Un homme, artiste peintre raté, revient dans son village natal, près de Vienne, au moment de la mort de la femme qu’il a aimée, à qui il a fait son seul enfant, et qu’il a abandonnée, pour avouer à Félix, qui a maintenant 23 ans, qu’il est son père. Il retrouve un ami malade, un fils récalcitrant et une famille en décomposition, tous emplis de rêves fous que peu d’entre eux pourront réaliser… Le Chemin solitaire raconte le poids du passé dans le présent, les rouages du mensonge et de la trahison, l’irréversibilité de nos actions, et pose la question : de quelle façon les choix individuels peuvent-ils influer sur le cours d’autres existences ? Le tg STAN (Stop Thinking About Names) se la pose lui aussi, en y ajoutant celle de la scène : comment représenter en Europe en 2009 le destin d’une Vienne fin de siècle ? Comment incarner huit personnages quand on n’est que cinq ? Comment désamorcer tout psychologisme ? Enfin, comment “construire en temps réel et collectivement la spécificité d’une rencontre” ?

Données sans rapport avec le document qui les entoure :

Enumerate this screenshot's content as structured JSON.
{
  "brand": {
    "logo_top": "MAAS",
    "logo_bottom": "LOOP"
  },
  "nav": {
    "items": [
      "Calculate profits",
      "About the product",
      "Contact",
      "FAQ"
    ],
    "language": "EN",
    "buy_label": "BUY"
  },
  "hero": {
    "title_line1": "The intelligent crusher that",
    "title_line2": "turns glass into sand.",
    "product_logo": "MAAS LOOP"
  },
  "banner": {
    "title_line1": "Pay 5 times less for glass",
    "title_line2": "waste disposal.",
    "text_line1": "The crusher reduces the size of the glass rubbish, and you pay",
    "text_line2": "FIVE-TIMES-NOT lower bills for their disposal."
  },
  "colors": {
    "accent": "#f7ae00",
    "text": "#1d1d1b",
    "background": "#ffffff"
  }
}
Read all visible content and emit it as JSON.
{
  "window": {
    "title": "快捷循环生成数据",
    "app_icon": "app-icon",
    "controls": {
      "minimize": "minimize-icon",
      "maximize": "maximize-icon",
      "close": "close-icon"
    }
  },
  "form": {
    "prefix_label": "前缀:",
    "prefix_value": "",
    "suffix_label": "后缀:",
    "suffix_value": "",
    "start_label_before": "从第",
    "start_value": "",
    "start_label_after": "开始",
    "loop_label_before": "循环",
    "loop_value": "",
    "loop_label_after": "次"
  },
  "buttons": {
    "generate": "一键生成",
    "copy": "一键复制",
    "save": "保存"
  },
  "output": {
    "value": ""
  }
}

La pièce est débarrassée de tous ses oripeaux : les costumes sont modernes, tout en étant presque imperceptiblement inappropriés (une femme avec un pantalon d’homme notamment), les décors dépouillés, des “sculptures-minute” du plasticien Erwin Wurm, des accessoires posés ça et là, dessinant une sorte de trajectoire labyrinthique (une bouilloire, une boîte à chaussures en guise de valise, un sac en cuir pour la besace du médecin, des feuilles blanches tachées à l’usage pour les tableaux…), les lumières sourdes (du néon), la musique saturée (répétitive, bruitiste)… Le spectacle, lui, est débarrassé de metteur en scène (rôle endossé par le collectif), de psychologisme (le principe est le suivant : “s’attarder moins sur les sentiments eux-mêmes que sur leur formulation, moins sur des personnages donnés que sur la mécanique des relations” – lu dans la brochure), et de personnages (les acteurs endossent plusieurs rôles et en changent devant nous – en énonçant parfois le mot “changement”, ce qui ne manque pas de faire rire la salle entière – comme ils changent de vêtements). La relation à la salle instaurée est basée sur le plaisir : plaisir de jouer, plaisir de regarder, plaisir de dire, plaisir d’entendre… Les comédiens se jouent des mots, les prennent et les tordent, les pressent et les mordent, jouets interchangeables, mécanique déconstruite, découverte du langage… On rit, on rit, on rit !
Comme la musique passe d’enceinte en enceinte, les acteurs se passent les personnages et les mots, comme si chaque rôle était une exitence possible pour chacun. Ils font, défont, enfilent, enlèvent, jouent. La play devient game entre la scène et la salle. “Il ne s’agit pas tant de l’histoire d’un personnage donné, mais de l’histoire entre un acteur et son personnage. [...] Le théâtre, c’est prendre le risque d’être découvert derrière son personnage.” Le tg STAN décortique le théâtre, l’interroge, le confronte à lui-même, sans pour autant offrir un spectacle nombriliste. L’illusion est déconstruite ; le mensonge est dévoilé par le père à son fils comme par l’acteur au spectateur, la bouilloire siffle mais personne ne prend le thé, les tableaux sont vierges mais ils sont là.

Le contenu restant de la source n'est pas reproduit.